Approximation Algorithm (1): Set Cover

An optimization problem is a problem of finding the minimum or maximum possible solution. For example, $\operatorname{SET COVER}$ is a well-known optimization problem. For a universe set $U = \{e_1,e_2,e_3,\cdots,e_n$} and subsets of $U$, $S_j(1 \le j \le n)$. $\operatorname{SET COVER}$ is a problem to find a collection of subsets which minimize the sum of costs of subset $W_j$ and it contains every element in $U$. For example, if $U = \{e_1,e_2,e_3,e_4,e_5$}, $S_1 = \{e_1,e_2$}, $S_2 = \{e_3,e_4$}, $S_3 = \{e_5$}, $S_4 = \{e_2,e_3$}, $S_5 = \{e_1$}, $S_6 = \{e_4$}, $W_1=10$, $W_2=10$, $W_3=1$, $W_4=15$, $W_5=1$, $W_6=1$. Optimal solution would be $W_3 + W_4 + W_5 + W_6 = 1 + 15 + 1 + 1 = 18$. Notice that $S_3 \cup S_4 \cup S_5 \cup S_6 = U$. However, $\operatorname{SET COVER}$ is known to be NP-hard, meaning it requires more than polynomial time unless P $=$ NP.
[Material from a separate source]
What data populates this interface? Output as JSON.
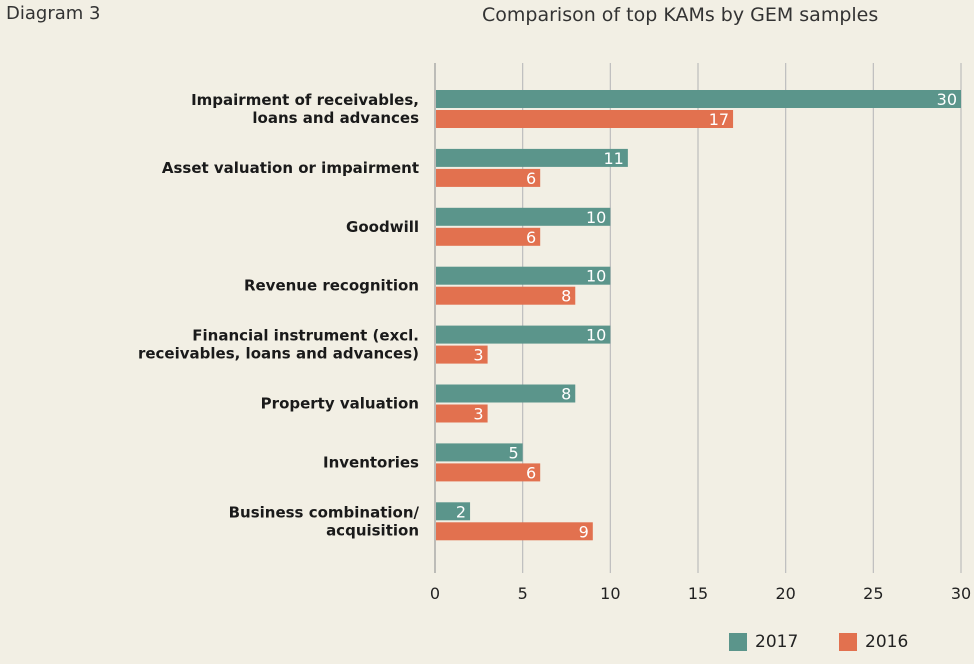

Now, here the approximation algorithm works.

An $\alpha$-approximation algorithm produces a solution within a factor of $\alpha$ of the optimum. That is, if the optimal solution cost is $\operatorname{OPT}$, the algorithm’s answer $\mathrm{ans}$ satisfies $\mathrm{ans} \le \alpha \cdot \operatorname{OPT}$.
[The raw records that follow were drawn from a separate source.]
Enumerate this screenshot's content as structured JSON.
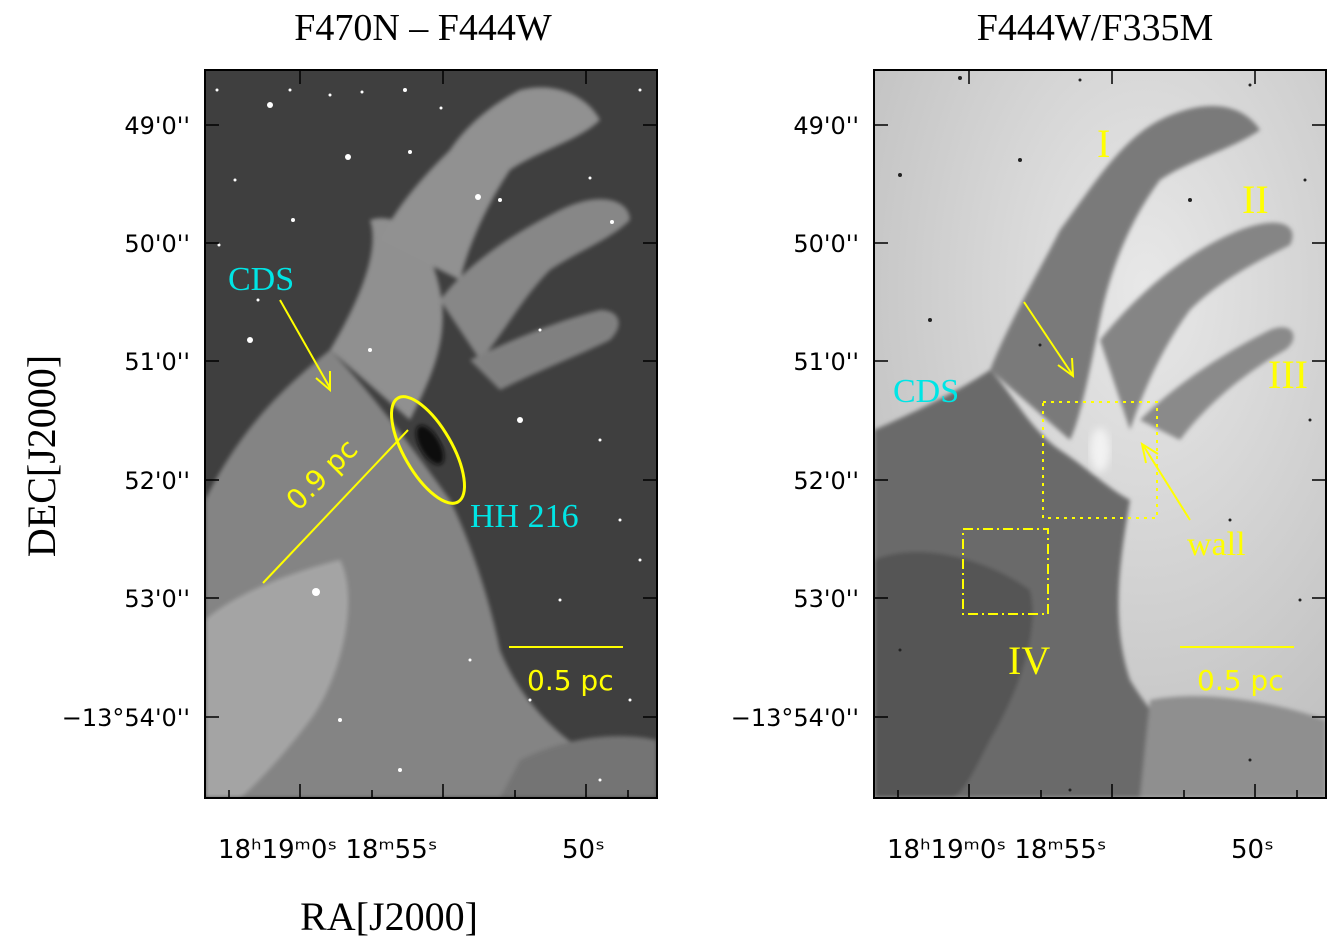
{
  "figure": {
    "ylabel": "DEC[J2000]",
    "xlabel": "RA[J2000]",
    "colors": {
      "annotation_yellow": "#ffff00",
      "annotation_cyan": "#00e5e5",
      "frame": "#000000"
    }
  },
  "panels": [
    {
      "id": "left",
      "title": "F470N – F444W",
      "y_ticks": [
        "49'0''",
        "50'0''",
        "51'0''",
        "52'0''",
        "53'0''",
        "−13°54'0''"
      ],
      "x_ticks": [
        "18ʰ19ᵐ0ˢ 18ᵐ55ˢ",
        "50ˢ"
      ],
      "labels": {
        "cds": "CDS",
        "hh216": "HH 216",
        "length": "0.9 pc",
        "scalebar": "0.5 pc"
      }
    },
    {
      "id": "right",
      "title": "F444W/F335M",
      "y_ticks": [
        "49'0''",
        "50'0''",
        "51'0''",
        "52'0''",
        "53'0''",
        "−13°54'0''"
      ],
      "x_ticks": [
        "18ʰ19ᵐ0ˢ 18ᵐ55ˢ",
        "50ˢ"
      ],
      "labels": {
        "cds": "CDS",
        "pillar_I": "I",
        "pillar_II": "II",
        "pillar_III": "III",
        "pillar_IV": "IV",
        "wall": "wall",
        "scalebar": "0.5 pc"
      }
    }
  ]
}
For the easy of explanation, $\operatorname{SET COVER}$ can be converted like below. Minimize the $\sum\limits_{j=1}^{m} w_j x_j$ such that $\sum\limits_{j:e_i \in S_j} x_j \ge 1$, $x_j \in \{0,1$}. Notice that this kinds of problem is known as integer problem.
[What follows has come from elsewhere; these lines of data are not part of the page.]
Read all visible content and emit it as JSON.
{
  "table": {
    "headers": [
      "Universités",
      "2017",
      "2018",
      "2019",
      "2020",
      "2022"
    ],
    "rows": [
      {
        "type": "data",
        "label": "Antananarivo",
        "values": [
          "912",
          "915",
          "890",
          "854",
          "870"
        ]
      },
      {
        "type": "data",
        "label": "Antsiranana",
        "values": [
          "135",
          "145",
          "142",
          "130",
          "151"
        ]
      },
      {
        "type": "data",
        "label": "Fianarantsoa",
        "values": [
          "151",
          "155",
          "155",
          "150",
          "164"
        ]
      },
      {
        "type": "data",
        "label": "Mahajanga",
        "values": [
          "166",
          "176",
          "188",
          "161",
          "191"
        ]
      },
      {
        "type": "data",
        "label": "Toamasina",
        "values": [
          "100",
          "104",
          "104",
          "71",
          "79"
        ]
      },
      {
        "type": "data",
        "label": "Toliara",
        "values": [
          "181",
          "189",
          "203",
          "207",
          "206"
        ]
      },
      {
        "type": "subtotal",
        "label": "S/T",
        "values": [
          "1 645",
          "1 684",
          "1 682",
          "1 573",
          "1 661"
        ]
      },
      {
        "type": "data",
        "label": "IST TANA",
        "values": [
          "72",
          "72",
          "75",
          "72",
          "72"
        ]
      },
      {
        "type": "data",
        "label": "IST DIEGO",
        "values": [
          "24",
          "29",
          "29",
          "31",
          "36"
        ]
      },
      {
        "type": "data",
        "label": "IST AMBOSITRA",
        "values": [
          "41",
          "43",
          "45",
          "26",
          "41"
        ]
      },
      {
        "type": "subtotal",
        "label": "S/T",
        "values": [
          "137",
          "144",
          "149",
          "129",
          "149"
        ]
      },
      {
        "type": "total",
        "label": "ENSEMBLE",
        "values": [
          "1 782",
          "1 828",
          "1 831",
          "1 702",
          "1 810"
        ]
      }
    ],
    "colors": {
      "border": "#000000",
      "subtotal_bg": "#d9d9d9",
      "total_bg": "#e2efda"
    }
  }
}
However, if we do relaxation, we can do approximation over this. New problem is like below.

Minimize the $\sum\limits_{j=1}^{m} w_j x_j$ such that $\sum\limits_{j:e_i \in S_j} x_j \ge 1$, $x_j \ge 0$. Notice that this kinds of problem is known as linear problem. Which is known to be solvable in the polynomial time.

After solving the LP above, we obtain a fractional solution $x_j$. However, to produce a valid integer solution, we need to round the values. To do so, we compute the maximum frequency $f_{e_i}$ of each element $e_i$ across all sets $S_j$. For example, if $U = \{e_1,e_2,e_3,e_4,e_5$}, $S_1 = \{e_1,e_2$}, $S_2 = \{e_3,e_4$}, $S_3 = \{e_5$}, $S_4 = \{e_2,e_3$}, $S_5 = \{e_1$}, $S_6 = \{e_4$}, $W_1=10$, $W_2=10$, $W_3=1$, $W_4=15$, $W_5=1$, $W_6=1$. The frequencies are $f_{e_1} = 2$, $f_{e_2} = 2$, $f_{e_3} = 2$, $f_{e_4} = 2$, $f_{e_5} = 1$. So the maximum frequency is $f = 2$. We then round up: set $x_j = 1$ if $x_j \ge \frac{1}{f}$, and $x_j = 0$ otherwise. Algorithm above can be done in polynomial time.

Now, we need to prove that this is a proper $f$-approximation algorithm for original problem.

Since we set $x_j = 1$ for all $x_j \ge \frac{1}{f}$, and the maximum frequency of any element is $f$, at least one such $x_j$ must be selected. Otherwise, $\sum\limits_{j:e_i \in S_j} x_j \ge 1$ cannot hold. Therefore, $\operatorname{ans}$ is a valid set cover.
Let $\operatorname{round}$ denote the LP solution before rounding. Since $\operatorname{ans}$ selects only those $x_j \ge \frac{1}{f}$, we have $\operatorname{ans} \le f \cdot \operatorname{round}$. Note that $\operatorname{round}$ has no $x_j > 1$. Furthermore, $\operatorname{round} \le \operatorname{OPT}$ because it is a relaxation of the integer program. Therefore, $\operatorname{ans} \le f \cdot \operatorname{round} \le f \cdot \operatorname{OPT}$. This completes the proof.

We have constructed an efficient $f$-approximation algorithm for $\operatorname{SET COVER}$.